What might strike the strongest chord – at least, for that part of the audience that has been expressing alarm about the Trump administration – are point-by-point references to common strategies that appear to echo Trump’s actions, particularly toward media and journalists.

Highlighted items include seeking to discredit the independent press, controlling the public’s perception of reality through propaganda, establishing a “cult of personality,” and using “a culture of fear” to stoke popular support.

The prevailing message serves as a reminder that the methods on display carry a not-so-subtle warning that while America has been shielded from dictatorships, it is not necessarily immune from forces that have shaped and defined them.
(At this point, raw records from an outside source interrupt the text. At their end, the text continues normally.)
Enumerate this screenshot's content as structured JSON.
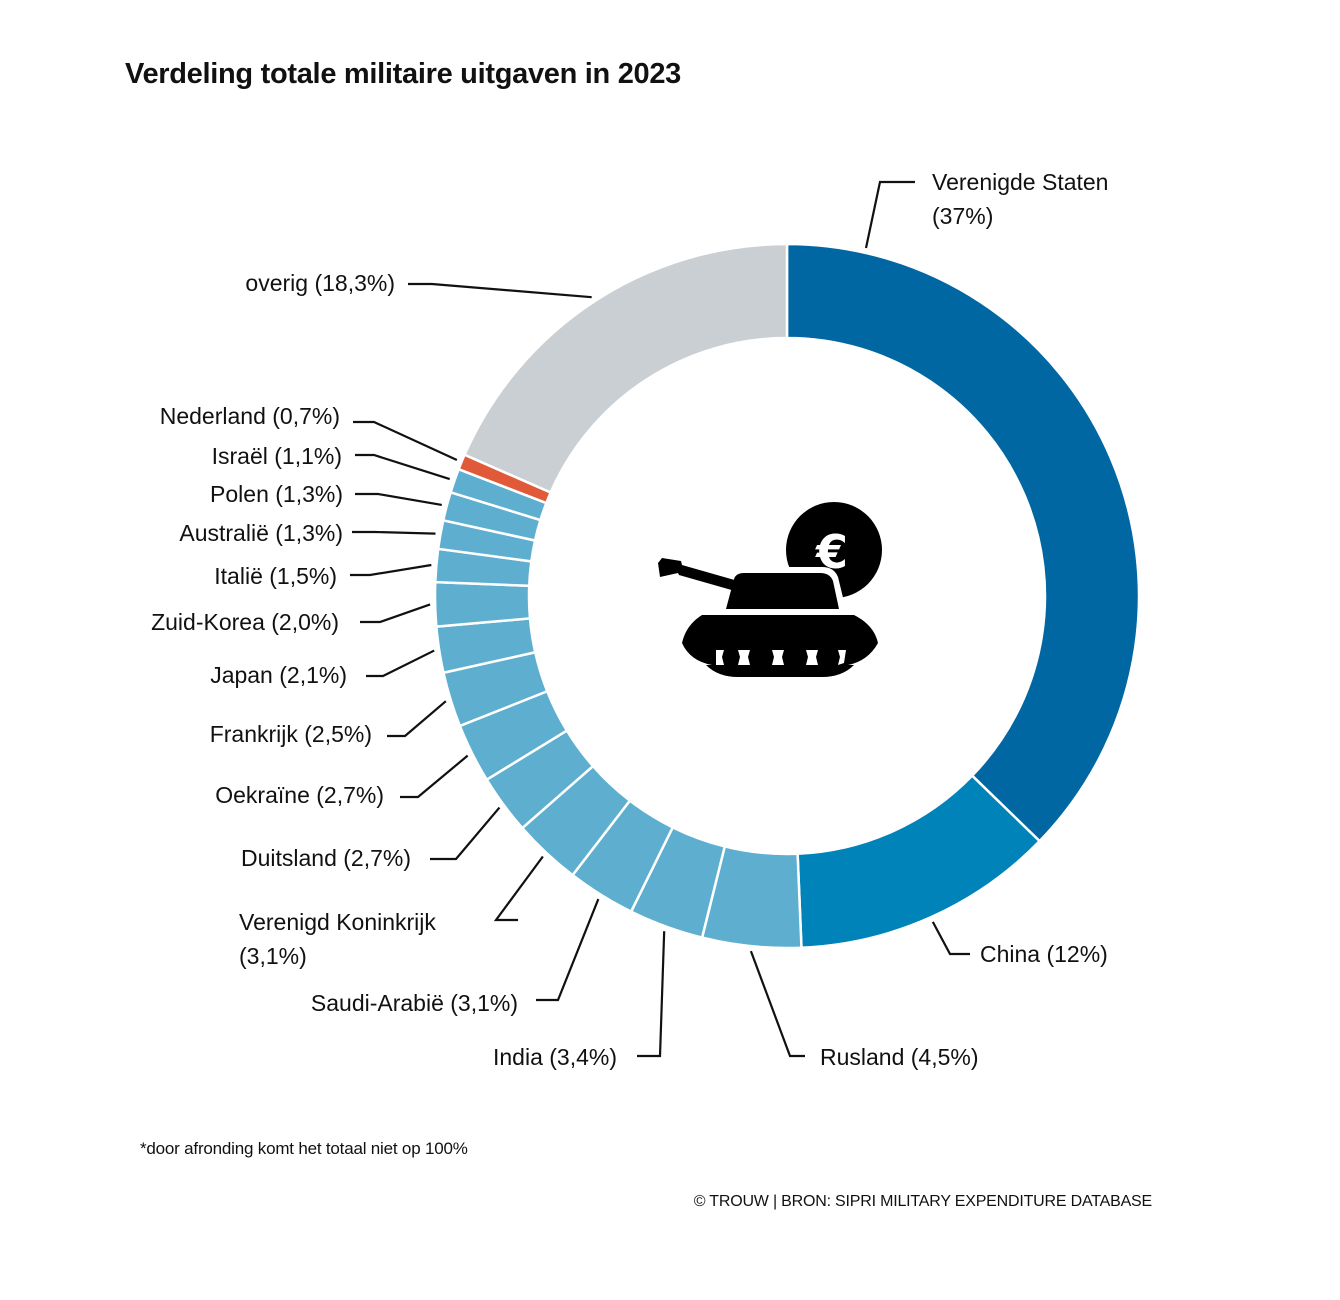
{
  "chart_data": {
    "type": "pie",
    "variant": "donut",
    "title": "Verdeling totale militaire uitgaven in 2023",
    "unit": "%",
    "slices": [
      {
        "name": "Verenigde Staten",
        "label": "Verenigde Staten",
        "label2": "(37%)",
        "value": 37,
        "color": "#0067a3"
      },
      {
        "name": "China",
        "label": "China (12%)",
        "value": 12,
        "color": "#0083b8"
      },
      {
        "name": "Rusland",
        "label": "Rusland (4,5%)",
        "value": 4.5,
        "color": "#5eafcf"
      },
      {
        "name": "India",
        "label": "India (3,4%)",
        "value": 3.4,
        "color": "#5eafcf"
      },
      {
        "name": "Saudi-Arabië",
        "label": "Saudi-Arabië (3,1%)",
        "value": 3.1,
        "color": "#5eafcf"
      },
      {
        "name": "Verenigd Koninkrijk",
        "label": "Verenigd Koninkrijk",
        "label2": "(3,1%)",
        "value": 3.1,
        "color": "#5eafcf"
      },
      {
        "name": "Duitsland",
        "label": "Duitsland (2,7%)",
        "value": 2.7,
        "color": "#5eafcf"
      },
      {
        "name": "Oekraïne",
        "label": "Oekraïne (2,7%)",
        "value": 2.7,
        "color": "#5eafcf"
      },
      {
        "name": "Frankrijk",
        "label": "Frankrijk (2,5%)",
        "value": 2.5,
        "color": "#5eafcf"
      },
      {
        "name": "Japan",
        "label": "Japan (2,1%)",
        "value": 2.1,
        "color": "#5eafcf"
      },
      {
        "name": "Zuid-Korea",
        "label": "Zuid-Korea (2,0%)",
        "value": 2.0,
        "color": "#5eafcf"
      },
      {
        "name": "Italië",
        "label": "Italië (1,5%)",
        "value": 1.5,
        "color": "#5eafcf"
      },
      {
        "name": "Australië",
        "label": "Australië (1,3%)",
        "value": 1.3,
        "color": "#5eafcf"
      },
      {
        "name": "Polen",
        "label": "Polen (1,3%)",
        "value": 1.3,
        "color": "#5eafcf"
      },
      {
        "name": "Israël",
        "label": "Israël (1,1%)",
        "value": 1.1,
        "color": "#5eafcf"
      },
      {
        "name": "Nederland",
        "label": "Nederland (0,7%)",
        "value": 0.7,
        "color": "#e05a3a"
      },
      {
        "name": "overig",
        "label": "overig (18,3%)",
        "value": 18.3,
        "color": "#cacfd3"
      }
    ],
    "center_icon": "tank-with-euro-coin-icon",
    "footnote": "*door afronding komt het totaal niet op 100%",
    "source": "© TROUW | BRON: SIPRI MILITARY EXPENDITURE DATABASE"
  }
}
Michael Rosenfeld, a co-executive producer on the program, lived for a time as a child in Franco’s Spain, where his father was an NBC News correspondent. The idea for the series was born out of PBS’ desire to offer a history show focusing on the 20th century.

Benito Mussolini

The common thread that emerged among the dictators profiled was operating in countries with little or no history of democracy, or very weak democratic institutions.

“Strong democracies are the best defense against dictatorship,” Rosenfeld said, adding that in regard to a country like North Korea, “Even though this is history, we are dealing with the consequences today. … Where North Korea is concerned, it’s in the headlines.”

The Trump administration’s 2018 budget proposal sought to eliminate virtually all funding for public broadcasting, but PBS has continued to air probing documentaries, under the “Frontline” banner and in stand-alone ventures such as this one.

Rosenfield conceded that “The Dictator’s Playbook” focused on the specific times and places, without specifically contemplating how dictatorships have adapted to the 21st century, with modern developments like Facebook and Twitter.

That might be a documentary, alas, for another day. For now, Rosenfeld noted that there was an effort to be sensitive to the damage and pain inflicted by these regimes, which have rippled across decades.

“It’s a complicated topic,” he said. “We tried to be really careful with these stories.”

“The Dictator’s Playbook” premieres Jan. 9 at 10 p.m. on PBS.